This is why I think the hunt for proprietary data actually becomes the hunt that matters. All of this other stuff, I think, is a lot less important, because I think you have to assume that all of these models will eventually just get commoditized.View on YouTube
By late 2025, industry consensus and market behavior largely match Chamath’s thesis. Major vendors now describe LLMs as heading toward commodity status, with Microsoft’s AI leadership explicitly warning that as models rapidly converge in capability, they will be quickly commoditized and that the real value for businesses lies in how models are integrated with their own data and workflows. (microsoft.com) Analysts likewise point to steep token-price declines and argue there is little durable moat in the base models themselves, characterizing the space as undergoing rapid commoditization. (linkedin.com)
This is reinforced by the proliferation of strong open- and closed-source foundation models (e.g., Llama, Mistral, DeepSeek) that are either open-weight or easily accessible via APIs, making high-quality general-purpose capabilities widely available rather than exclusive to a single firm. (blog.gordonbuchan.com) Research on Llama 2’s release even treats it as a “commoditization shock” that lowered barriers for downstream developers, consistent with his view that general-purpose models would become baseline infrastructure. (aisel.aisnet.org)

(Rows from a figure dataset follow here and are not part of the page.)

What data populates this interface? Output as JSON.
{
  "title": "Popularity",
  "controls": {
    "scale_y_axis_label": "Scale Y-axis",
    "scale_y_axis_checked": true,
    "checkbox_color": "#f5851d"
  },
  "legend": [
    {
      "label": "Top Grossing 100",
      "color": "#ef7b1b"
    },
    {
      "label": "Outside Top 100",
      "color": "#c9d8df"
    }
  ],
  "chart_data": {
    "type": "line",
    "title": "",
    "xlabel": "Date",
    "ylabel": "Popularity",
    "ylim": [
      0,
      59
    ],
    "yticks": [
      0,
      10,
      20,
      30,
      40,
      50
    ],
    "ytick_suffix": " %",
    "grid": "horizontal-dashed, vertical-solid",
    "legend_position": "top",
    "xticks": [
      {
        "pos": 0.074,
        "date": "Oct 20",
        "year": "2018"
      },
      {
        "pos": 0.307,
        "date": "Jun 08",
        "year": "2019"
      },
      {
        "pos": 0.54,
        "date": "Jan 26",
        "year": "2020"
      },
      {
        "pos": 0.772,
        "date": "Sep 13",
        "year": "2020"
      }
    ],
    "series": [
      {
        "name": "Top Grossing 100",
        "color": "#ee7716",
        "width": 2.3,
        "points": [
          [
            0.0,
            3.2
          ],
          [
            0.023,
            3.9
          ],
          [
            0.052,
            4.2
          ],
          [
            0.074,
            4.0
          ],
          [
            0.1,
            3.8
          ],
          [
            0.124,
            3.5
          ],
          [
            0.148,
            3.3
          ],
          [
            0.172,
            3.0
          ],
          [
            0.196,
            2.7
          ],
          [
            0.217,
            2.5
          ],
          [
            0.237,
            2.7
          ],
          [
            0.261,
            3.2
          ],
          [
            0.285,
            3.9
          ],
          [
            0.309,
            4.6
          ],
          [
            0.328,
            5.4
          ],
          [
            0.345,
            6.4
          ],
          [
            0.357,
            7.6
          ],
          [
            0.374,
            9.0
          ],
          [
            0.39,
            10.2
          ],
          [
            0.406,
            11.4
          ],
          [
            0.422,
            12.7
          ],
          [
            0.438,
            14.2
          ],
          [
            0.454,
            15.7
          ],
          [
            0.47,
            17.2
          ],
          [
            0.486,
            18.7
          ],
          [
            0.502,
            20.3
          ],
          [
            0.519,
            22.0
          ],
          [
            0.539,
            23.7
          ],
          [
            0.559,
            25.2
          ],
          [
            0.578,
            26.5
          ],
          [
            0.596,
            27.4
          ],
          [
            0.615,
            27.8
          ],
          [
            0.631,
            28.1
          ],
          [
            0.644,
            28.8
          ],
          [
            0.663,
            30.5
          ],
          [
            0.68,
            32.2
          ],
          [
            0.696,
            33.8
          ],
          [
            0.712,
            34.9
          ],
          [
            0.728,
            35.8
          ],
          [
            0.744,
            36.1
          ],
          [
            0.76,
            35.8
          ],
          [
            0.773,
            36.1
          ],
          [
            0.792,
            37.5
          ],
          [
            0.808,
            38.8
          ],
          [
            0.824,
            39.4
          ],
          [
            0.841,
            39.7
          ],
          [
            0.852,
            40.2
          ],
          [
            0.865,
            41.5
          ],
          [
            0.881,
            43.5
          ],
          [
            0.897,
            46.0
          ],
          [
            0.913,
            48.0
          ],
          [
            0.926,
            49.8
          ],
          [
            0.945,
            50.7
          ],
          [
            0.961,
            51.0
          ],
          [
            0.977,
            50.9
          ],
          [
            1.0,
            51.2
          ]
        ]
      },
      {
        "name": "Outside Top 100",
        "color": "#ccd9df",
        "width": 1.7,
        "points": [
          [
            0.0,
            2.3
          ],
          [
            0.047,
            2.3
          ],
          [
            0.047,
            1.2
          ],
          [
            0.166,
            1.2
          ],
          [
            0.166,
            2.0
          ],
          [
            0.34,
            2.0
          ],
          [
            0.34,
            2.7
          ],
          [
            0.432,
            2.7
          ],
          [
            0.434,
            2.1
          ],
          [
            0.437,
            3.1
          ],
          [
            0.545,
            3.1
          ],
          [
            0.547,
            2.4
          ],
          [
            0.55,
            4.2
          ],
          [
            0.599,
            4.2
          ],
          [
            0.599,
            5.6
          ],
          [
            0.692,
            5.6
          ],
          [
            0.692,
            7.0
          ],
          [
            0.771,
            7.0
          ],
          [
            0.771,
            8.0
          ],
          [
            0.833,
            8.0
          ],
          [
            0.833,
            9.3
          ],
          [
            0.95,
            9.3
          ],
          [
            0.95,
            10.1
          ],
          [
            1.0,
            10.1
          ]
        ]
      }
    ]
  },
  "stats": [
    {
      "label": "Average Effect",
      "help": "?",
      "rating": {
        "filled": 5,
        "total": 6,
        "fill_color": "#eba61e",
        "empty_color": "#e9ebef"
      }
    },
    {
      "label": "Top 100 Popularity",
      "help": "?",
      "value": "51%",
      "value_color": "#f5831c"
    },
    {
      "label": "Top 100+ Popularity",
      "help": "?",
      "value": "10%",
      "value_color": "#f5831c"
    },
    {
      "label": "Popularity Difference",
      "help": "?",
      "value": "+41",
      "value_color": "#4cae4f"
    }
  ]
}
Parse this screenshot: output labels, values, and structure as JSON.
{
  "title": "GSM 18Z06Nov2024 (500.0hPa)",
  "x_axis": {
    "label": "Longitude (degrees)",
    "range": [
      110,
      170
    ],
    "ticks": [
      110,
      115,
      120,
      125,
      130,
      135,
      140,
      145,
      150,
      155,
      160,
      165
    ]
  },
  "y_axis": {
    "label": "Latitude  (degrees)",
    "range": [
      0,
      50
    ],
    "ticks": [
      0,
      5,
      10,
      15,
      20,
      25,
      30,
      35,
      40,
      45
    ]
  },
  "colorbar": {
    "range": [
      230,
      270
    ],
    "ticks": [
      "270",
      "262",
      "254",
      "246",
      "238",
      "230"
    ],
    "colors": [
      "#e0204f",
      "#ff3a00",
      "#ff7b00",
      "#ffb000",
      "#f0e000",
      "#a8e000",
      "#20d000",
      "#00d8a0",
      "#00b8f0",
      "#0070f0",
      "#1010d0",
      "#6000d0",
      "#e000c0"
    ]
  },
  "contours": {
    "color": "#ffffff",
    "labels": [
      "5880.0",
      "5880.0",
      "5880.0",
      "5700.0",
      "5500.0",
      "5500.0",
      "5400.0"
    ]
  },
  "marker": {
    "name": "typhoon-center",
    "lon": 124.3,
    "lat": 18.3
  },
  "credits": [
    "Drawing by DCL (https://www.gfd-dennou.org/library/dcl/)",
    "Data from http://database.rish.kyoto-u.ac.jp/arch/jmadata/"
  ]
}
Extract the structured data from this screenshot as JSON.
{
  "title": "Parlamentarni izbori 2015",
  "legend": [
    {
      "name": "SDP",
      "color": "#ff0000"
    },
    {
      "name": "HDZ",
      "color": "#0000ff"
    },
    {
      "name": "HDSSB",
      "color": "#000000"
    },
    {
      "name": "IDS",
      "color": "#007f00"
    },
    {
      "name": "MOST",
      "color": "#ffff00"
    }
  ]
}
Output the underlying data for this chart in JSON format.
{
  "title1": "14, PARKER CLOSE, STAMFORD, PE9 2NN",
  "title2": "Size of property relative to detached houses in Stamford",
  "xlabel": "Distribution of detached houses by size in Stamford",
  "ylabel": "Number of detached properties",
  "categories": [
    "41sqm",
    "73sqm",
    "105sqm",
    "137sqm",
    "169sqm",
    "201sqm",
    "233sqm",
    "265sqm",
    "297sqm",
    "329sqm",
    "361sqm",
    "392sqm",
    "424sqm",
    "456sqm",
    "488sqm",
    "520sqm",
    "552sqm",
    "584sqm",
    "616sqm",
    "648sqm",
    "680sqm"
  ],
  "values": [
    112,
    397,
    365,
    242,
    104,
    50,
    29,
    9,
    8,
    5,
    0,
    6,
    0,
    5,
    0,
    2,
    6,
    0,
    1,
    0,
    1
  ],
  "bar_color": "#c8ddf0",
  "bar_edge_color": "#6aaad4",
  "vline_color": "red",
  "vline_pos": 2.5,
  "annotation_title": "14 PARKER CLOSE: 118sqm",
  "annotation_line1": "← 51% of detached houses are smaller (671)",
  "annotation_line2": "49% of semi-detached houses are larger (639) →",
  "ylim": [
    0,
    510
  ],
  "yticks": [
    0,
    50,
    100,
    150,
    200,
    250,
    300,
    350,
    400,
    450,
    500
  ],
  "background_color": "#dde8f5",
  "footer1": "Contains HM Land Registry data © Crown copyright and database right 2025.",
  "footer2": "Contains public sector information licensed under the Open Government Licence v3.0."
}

At the same time, business and strategy literature now repeatedly frames proprietary data as the key competitive moat in generative AI—calling it “the new gold,” “the only sustainable enterprise AI moat,” and “the decisive factor” separating winners from laggards. (forbes.com) IBM and California Management Review similarly stress that, because large foundation models are broadly available, advantage comes from customizing them with enterprise-specific data and embedding them in differentiated workflows. (ibm.com) Some executives still argue that frontier models are not yet fully commoditized, but even those perspectives focus on differentiation via systems and domain-specific data rather than the generic base models. (linkedin.com) Overall, the observed direction of the market—models trending toward interchangeable building blocks, with competitive edge shifting to proprietary data—aligns closely with Chamath’s prediction, so it is best judged as right in substance, even if commoditization remains an ongoing process rather than fully complete.